$100,000 fire latest low in Joyland’s downhill ride

A fire that destroyed a two-story building last week at the closed Joyland Amusement Park caused about $100,000 in damage, a Wichita fire official said Tuesday.

Friday’s blaze, which remains under investigation, is probably the fourth or fifth fire that the Fire Department has responded to at the shuttered park at 2801 S. Hillside in the past several years, said fire Capt. Stuart Bevis. About 21 fire units responded to the blaze at one time or another Friday night, Bevis said.

It is the latest setback for the historic but deteriorating park, which closed in 2006 and now presents a dilemma, as Wichita City Council Member James Clendenin sees it.

“There is a lot of emotion that surrounds that piece of property ... so it is delicate” to talk about its future, said Clendenin, whose District 3 includes the vacant amusement park and the older neighborhood surrounding it.

“Most people who have grown up in Wichita have been to Joyland and enjoyed it,” he said. Clendenin, now 38, said he started going to Joyland when he was in elementary school.

But as the elected representative for District 3, which includes parts of south and east Wichita, he also has heard complaints from neighborhood association members living near the park. They are concerned about varmints being drawn to the vacant property and about the look of their neighborhood, he said.

Clendenin said he knows of no city plan to intervene in Joyland but remains hopeful that it can reopen. He mentioned a nonprofit effort to accomplish that.

If the city were to try to condemn the property and clear it, the cost could be prohibitive, he said. He said a rough estimate would be several hundred thousand dollars.

Clendenin said he also realizes that for the owner, doing anything with the property can be expensive, too.

“It’s very hard to secure a place like that,” he said.

Despite fencing, locked gates and monitoring, vandals and arsonists keep getting in. Someone has spray-painted “I Kill” in big black letters on one building.

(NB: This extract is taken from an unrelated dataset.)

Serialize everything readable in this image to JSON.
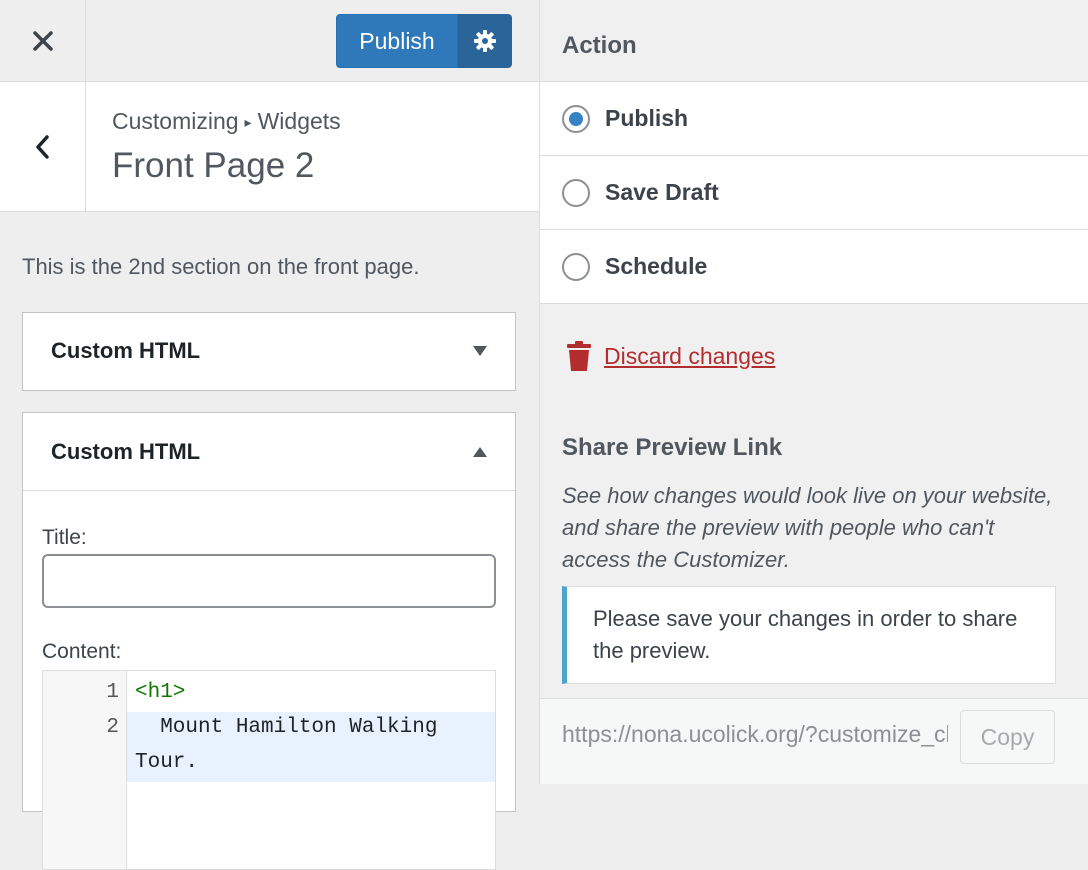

Maybe no one understands the hard choices better than Margaret Spear. Her late husband, Stan Nelson, had been involved with the park since 1951, and they became owners in the 1970s. She said the park opened in June 1949 and that its rollercoaster was special.

“It was not a huge rollercoaster,” Spear said, “but it was a very exciting coaster.”

But these days, there is no joyful noise in Joyland, only birds singing in perches here and there, only breezes whispering through weeds.

The coaster sits silent, showing its age and lack of use in peeling paint and displaced parts. Elsewhere, the remaining park buildings and structures look shabby, their bright paint only a memory.

Spear watched Friday night as firefighters rolled hose out to fight the fire. It bothered her that they had to respond, she said.

She is 79 now, and the fate of the park has weighed on her.

“Well, basically, I have turned the thing over to God,” she said. “Right at this point, I don’t know what to do. … It’s just a situation where I’m waiting for an answer.”

The park remains for sale, Spear said. She declined to disclose the price.

As for Friday’s fire, it’s logical to assume a human hand was involved in starting the blaze. But without being able to interview someone who was there at the time, it’s difficult to know how the fire began and what the intent was, said Bevis, the acting fire marshal. Whoever was there was trespassing.

Friday’s fire gutted a two-story wooden building that covered about 5,000 square feet, Bevis said. The building at one time housed offices and games involving BB-type guns and skee-ball, he said.

When fire crews arrived, the second floor was engulfed, and eventually collapsed. Firefighters searched the first floor to make sure it was clear, and then focused on keeping the blaze from spreading, Bevis said.

In August, a fire allegedly set in a maintenance building caused $15,000 in damage; another arson fire destroyed a building in 2011.

Anyone with information about the latest fire can call the Wichita fire investigation unit, 316-337-9146, or Crime Stoppers, 316-267-2111, Bevis said.